The group will stand by its decision not to cut output even if prices fall and wait at least three months before considering an emergency meeting, U.A.E. Energy Minister Suhail Al-Mazrouei said Dec. 14. He said clearing the surplus may take years, Abu Dhabi-based newspaper The National reported Jan. 6.
OPEC has no plans to meet before its next scheduled conference in June, Kuwaiti Oil Minister Ali al-Omair said on Dec. 16. Prices will recover in the second half as oil producers with the highest costs are compelled to scale back operations, he said.
‘Swift Fall'
It wouldn't be the first time U.S. drillers are caught up in an OPEC battle for market share. In 1986, Saudi Arabia opened its taps and sparked a four-month, 67 percent plunge that left oil just above $10 a barrel. The U.S. industry collapsed, triggering almost a quarter-century of production declines, and the Saudis regained their leading role in the world's oil market.

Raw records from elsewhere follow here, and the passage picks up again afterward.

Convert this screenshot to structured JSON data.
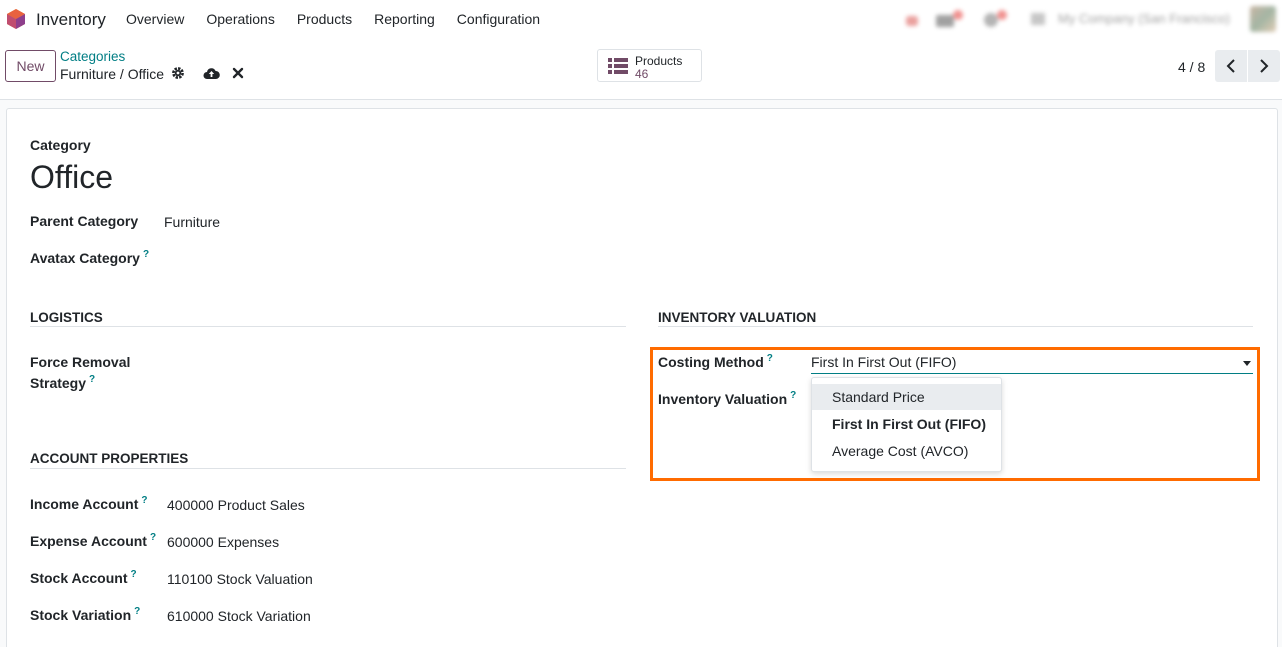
{
  "navbar": {
    "app_name": "Inventory",
    "menu": [
      "Overview",
      "Operations",
      "Products",
      "Reporting",
      "Configuration"
    ],
    "company": "My Company (San Francisco)"
  },
  "control": {
    "new_label": "New",
    "breadcrumb_parent": "Categories",
    "breadcrumb_current": "Furniture / Office",
    "smart_button": {
      "label": "Products",
      "value": "46"
    },
    "pager": "4 / 8"
  },
  "form": {
    "category_label": "Category",
    "name": "Office",
    "parent_category_label": "Parent Category",
    "parent_category_value": "Furniture",
    "avatax_label": "Avatax Category",
    "help_mark": "?",
    "logistics": {
      "title": "LOGISTICS",
      "force_removal_label_1": "Force Removal",
      "force_removal_label_2": "Strategy"
    },
    "account_properties": {
      "title": "ACCOUNT PROPERTIES",
      "rows": [
        {
          "label": "Income Account",
          "value": "400000 Product Sales"
        },
        {
          "label": "Expense Account",
          "value": "600000 Expenses"
        },
        {
          "label": "Stock Account",
          "value": "110100 Stock Valuation"
        },
        {
          "label": "Stock Variation",
          "value": "610000 Stock Variation"
        }
      ]
    },
    "inventory_valuation": {
      "title": "INVENTORY VALUATION",
      "costing_method_label": "Costing Method",
      "costing_method_value": "First In First Out (FIFO)",
      "inventory_valuation_label": "Inventory Valuation",
      "options": [
        "Standard Price",
        "First In First Out (FIFO)",
        "Average Cost (AVCO)"
      ],
      "highlighted_option": "Standard Price",
      "selected_option": "First In First Out (FIFO)"
    }
  },
  "colors": {
    "brand": "#714b67",
    "link": "#017e84",
    "highlight_border": "#ff6b00"
  }
}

"It seems in their interest to have a swift fall rather than a slow, grinding fall," Miswin Mahesh, an analyst at Barclays in London, said by phone. "A swift drop in prices would bring more changes to non-OPEC supply," while a more gradual decline would let companies in other oil nations "merge and become more efficient."
Not all share this view. UBS AG analysts said that hastening a price slump isn't a practical strategy because oil demand and supply respond too slowly to price changes.
Undermine Prices
"I doubt that they target a lower price," Giovanni Staunovo, an analyst at UBS in Zurich, said by e-mail on Jan. 5. "Supply and demand are quite inelastic in the short-term."
Saudi Arabian oil ministers sought to undermine prices in the 1980s and 1990s with their public comments, according to Amy Myers Jaffe, executive director of energy and sustainability at the University of California-Davis. The tactic was used to pressure other OPEC members into agreeing to quota changes, she said.
There are signs that OPEC's approach is starting to work. Rigs targeting oil in the U.S. declined for the sixth time in seven weeks, by 17 to 1,482 last week, Baker Hughes Inc. said on its website on Jan. 5. There will be a serious decline in U.S. shale oil investment in 2015, Fatih Birol, chief economist of the International Energy Agency in Paris, said on Dec. 22
"Some OPEC countries, most specifically Gulf states, obviously think that it's best to get unpleasant things over and done with," Eugen Weinberg, head of commodities research at Commerzbank AG, said by e-mail from Frankfurt. "The recent wordings showed they are still firm about this strategy."